Pertama: tentang Iblis (merupakan makhluk dari jenis Jin) yang disimbolkan sebagai karakter sombong, congkak, dengki dan tidak mahu terima seandainya Nabi Adam beserta keturunannya menikmati gemerlapnya surga atau dunia begitu saja. Sehingga Iblis sempat pernah memohon kepada Allah untuk menangguhkan siksa-Nya hingga terjadi kiamat kelak. Sikap ini juga ditunjukkan oleh orang-orang yahudi dan nasrani (makhluk dari golongan Manusia), bahwa mereka sekali-kali tidak terima seandainya orang-orang islam tidak ikut jejak mereka atau Imam Nawawi mengatakan tidak ikut agama dan qiblat mereka,[100] sebagaimana Allah berfirman dalam al-Qur’an:

        Orang-orang Yahudi dan Nasrani tidak akan senang kepada kamu hingga kamu mengikuti agama mereka.

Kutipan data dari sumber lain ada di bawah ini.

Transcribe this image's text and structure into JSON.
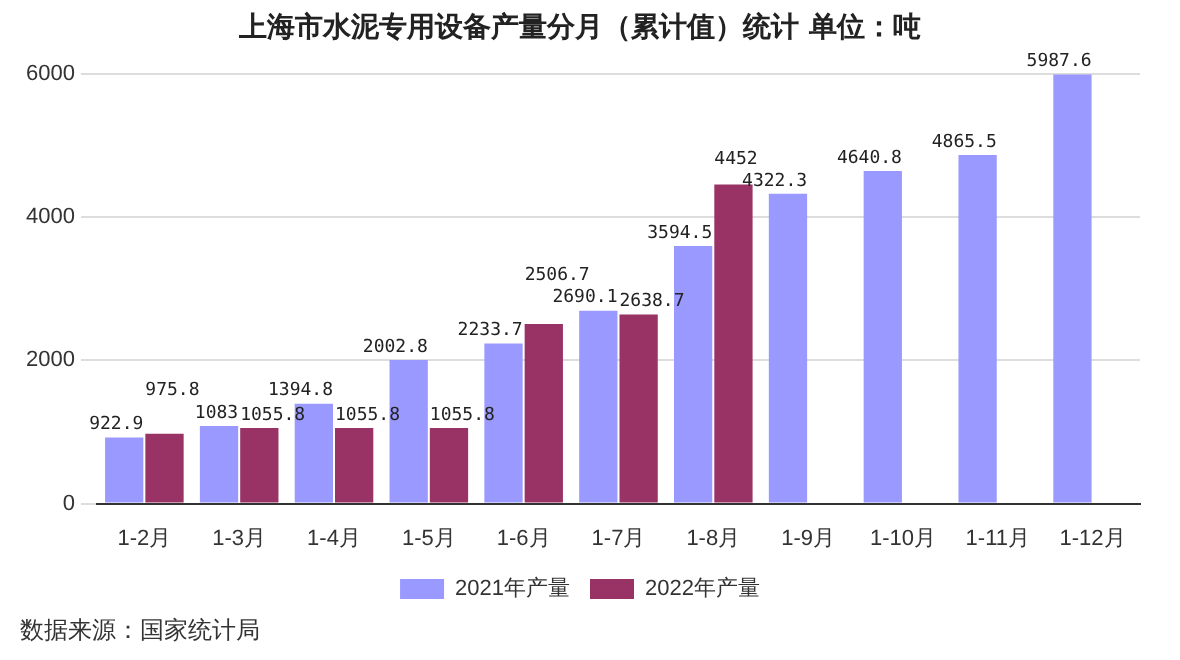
{
  "chart_data": {
    "type": "bar",
    "title": "上海市水泥专用设备产量分月（累计值）统计 单位：吨",
    "categories": [
      "1-2月",
      "1-3月",
      "1-4月",
      "1-5月",
      "1-6月",
      "1-7月",
      "1-8月",
      "1-9月",
      "1-10月",
      "1-11月",
      "1-12月"
    ],
    "series": [
      {
        "name": "2021年产量",
        "color": "#9999ff",
        "values": [
          922.9,
          1083,
          1394.8,
          2002.8,
          2233.7,
          2690.1,
          3594.5,
          4322.3,
          4640.8,
          4865.5,
          5987.6
        ]
      },
      {
        "name": "2022年产量",
        "color": "#993366",
        "values": [
          975.8,
          1055.8,
          1055.8,
          1055.8,
          2506.7,
          2638.7,
          4452,
          null,
          null,
          null,
          null
        ]
      }
    ],
    "ylim": [
      0,
      6000
    ],
    "yticks": [
      0,
      2000,
      4000,
      6000
    ],
    "grid": "y",
    "legend": "bottom",
    "data_labels": true,
    "annotations": [
      "数据来源：国家统计局"
    ]
  }
}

Katakanlah: "Sesungguhnya petunjuk Allah Itulah petunjuk (yang benar)". dan Sesungguhnya jika kamu mengikuti kemauan mereka setelah pengetahuan datang kepadamu, Maka Allah tidak lagi menjadi pelindung dan penolong bagimu. (QS. Al-Baqarah: 120)

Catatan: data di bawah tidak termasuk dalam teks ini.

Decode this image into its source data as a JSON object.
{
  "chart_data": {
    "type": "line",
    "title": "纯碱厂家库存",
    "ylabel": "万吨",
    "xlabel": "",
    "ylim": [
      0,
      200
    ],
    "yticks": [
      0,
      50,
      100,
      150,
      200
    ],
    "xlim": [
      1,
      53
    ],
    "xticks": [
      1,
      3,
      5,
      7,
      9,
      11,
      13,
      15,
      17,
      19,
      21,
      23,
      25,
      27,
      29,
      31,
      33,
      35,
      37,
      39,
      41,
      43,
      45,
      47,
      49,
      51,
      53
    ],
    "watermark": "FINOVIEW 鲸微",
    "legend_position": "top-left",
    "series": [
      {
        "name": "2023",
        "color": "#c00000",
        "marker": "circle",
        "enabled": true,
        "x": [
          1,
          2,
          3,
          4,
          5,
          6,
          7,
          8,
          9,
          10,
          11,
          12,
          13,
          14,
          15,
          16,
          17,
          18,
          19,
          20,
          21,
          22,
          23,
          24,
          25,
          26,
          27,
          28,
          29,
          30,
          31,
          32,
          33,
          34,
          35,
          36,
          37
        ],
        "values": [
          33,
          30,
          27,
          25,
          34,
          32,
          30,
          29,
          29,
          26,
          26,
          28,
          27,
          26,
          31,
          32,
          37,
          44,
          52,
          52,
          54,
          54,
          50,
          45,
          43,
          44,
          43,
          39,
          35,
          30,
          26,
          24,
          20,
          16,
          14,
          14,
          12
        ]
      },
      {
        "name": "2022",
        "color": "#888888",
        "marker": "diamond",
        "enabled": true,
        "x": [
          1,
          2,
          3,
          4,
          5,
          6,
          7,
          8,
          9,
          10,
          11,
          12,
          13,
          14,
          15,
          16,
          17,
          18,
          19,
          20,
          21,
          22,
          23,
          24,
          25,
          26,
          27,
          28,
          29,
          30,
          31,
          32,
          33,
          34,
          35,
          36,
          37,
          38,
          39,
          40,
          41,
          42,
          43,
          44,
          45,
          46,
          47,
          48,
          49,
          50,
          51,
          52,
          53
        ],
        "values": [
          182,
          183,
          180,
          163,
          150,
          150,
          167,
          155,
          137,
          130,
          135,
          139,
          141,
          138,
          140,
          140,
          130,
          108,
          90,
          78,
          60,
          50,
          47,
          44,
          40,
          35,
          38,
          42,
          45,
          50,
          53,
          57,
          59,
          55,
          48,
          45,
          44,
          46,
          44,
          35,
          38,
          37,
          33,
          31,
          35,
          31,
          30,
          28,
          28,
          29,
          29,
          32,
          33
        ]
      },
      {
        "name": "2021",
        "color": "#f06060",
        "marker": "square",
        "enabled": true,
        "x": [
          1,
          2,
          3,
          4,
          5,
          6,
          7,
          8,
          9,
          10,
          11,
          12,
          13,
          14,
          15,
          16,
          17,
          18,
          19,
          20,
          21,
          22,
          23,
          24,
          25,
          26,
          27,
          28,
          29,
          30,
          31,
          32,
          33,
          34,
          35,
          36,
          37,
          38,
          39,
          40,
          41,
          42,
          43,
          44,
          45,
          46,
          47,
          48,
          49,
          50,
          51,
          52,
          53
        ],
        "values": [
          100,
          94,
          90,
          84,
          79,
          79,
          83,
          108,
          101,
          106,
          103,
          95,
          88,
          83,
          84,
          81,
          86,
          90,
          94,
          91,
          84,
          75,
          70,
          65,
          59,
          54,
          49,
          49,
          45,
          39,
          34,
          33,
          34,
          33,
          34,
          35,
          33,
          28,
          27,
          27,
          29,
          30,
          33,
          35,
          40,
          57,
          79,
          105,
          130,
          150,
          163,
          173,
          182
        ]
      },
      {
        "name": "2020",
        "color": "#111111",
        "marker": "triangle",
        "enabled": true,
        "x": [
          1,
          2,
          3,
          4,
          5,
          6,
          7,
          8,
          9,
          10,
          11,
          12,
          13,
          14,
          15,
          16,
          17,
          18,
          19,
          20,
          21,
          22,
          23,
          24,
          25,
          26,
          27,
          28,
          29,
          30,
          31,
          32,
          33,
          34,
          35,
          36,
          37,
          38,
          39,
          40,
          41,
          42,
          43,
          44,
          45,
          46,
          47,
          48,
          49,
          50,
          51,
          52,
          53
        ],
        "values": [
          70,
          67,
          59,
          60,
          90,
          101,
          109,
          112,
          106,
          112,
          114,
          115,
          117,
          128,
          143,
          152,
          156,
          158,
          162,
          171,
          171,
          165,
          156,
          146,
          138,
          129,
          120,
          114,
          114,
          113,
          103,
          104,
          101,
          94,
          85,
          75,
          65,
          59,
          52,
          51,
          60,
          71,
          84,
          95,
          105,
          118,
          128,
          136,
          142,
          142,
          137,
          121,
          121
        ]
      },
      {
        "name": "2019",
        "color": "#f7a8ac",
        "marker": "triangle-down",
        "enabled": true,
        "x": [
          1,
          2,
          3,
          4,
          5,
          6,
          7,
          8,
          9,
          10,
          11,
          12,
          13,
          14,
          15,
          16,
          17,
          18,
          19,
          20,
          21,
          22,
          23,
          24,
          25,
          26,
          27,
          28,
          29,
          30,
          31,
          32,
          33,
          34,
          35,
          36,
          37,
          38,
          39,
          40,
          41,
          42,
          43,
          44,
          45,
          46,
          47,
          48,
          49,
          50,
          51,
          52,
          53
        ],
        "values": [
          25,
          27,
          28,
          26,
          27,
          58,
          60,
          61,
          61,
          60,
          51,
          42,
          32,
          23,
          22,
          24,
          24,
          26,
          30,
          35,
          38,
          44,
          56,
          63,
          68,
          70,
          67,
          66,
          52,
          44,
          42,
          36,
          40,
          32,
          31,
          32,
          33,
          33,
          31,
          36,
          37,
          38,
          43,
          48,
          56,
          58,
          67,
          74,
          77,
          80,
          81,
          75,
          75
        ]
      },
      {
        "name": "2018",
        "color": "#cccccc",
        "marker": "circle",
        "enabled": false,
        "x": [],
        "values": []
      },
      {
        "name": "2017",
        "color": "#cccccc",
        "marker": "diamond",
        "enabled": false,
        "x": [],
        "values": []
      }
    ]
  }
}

Kedua: Iblis (makhluk dari jenis Jin) yang pada awalnya merupakan makhluk yang istimewa, dia sangat pandai, mirip malaikat, bahkan malaikat sebelumnya menyampaikan hasil catatannya kepada Allah tidak secara langsung tapi memalalui Iblis dan Iblis yang menyampaikan langsung kepada Allah. akan tetapi, kemudian Iblis berparangai buruk dan tidak mematuhi perintah Allah.[101] Nabi Adam (bapak seluruh Manusia) juga demikian, ia awalnya mendapat kedudukan istimewa sampai-sampai para seniornya saja, seperti Iblis dan para malaikat diperintahkan bersujud kepadanya. Hanya saja, seperti halnya Iblis ia juga melakukan kesalahan yang fatal, sehingga Allah pun menghukumnya dengan mengeluarkannya dari surga dan menurunkannya ke bumi.[102] Namun bedanya dengan sang senior adalah Nabi Adam langsung bertaubat kepada Allah dan Allah pun menerima taubatnya, sebagaimana firman-Nya: 

        Kemudian Adam menerima beberapa kalimat[103] dari Tuhannya, Maka Allah menerima taubatnya. Sesungguhnya Allah Maha Penerima taubat lagi Maha Penyayang. (QS. Al-Baqarah: 37)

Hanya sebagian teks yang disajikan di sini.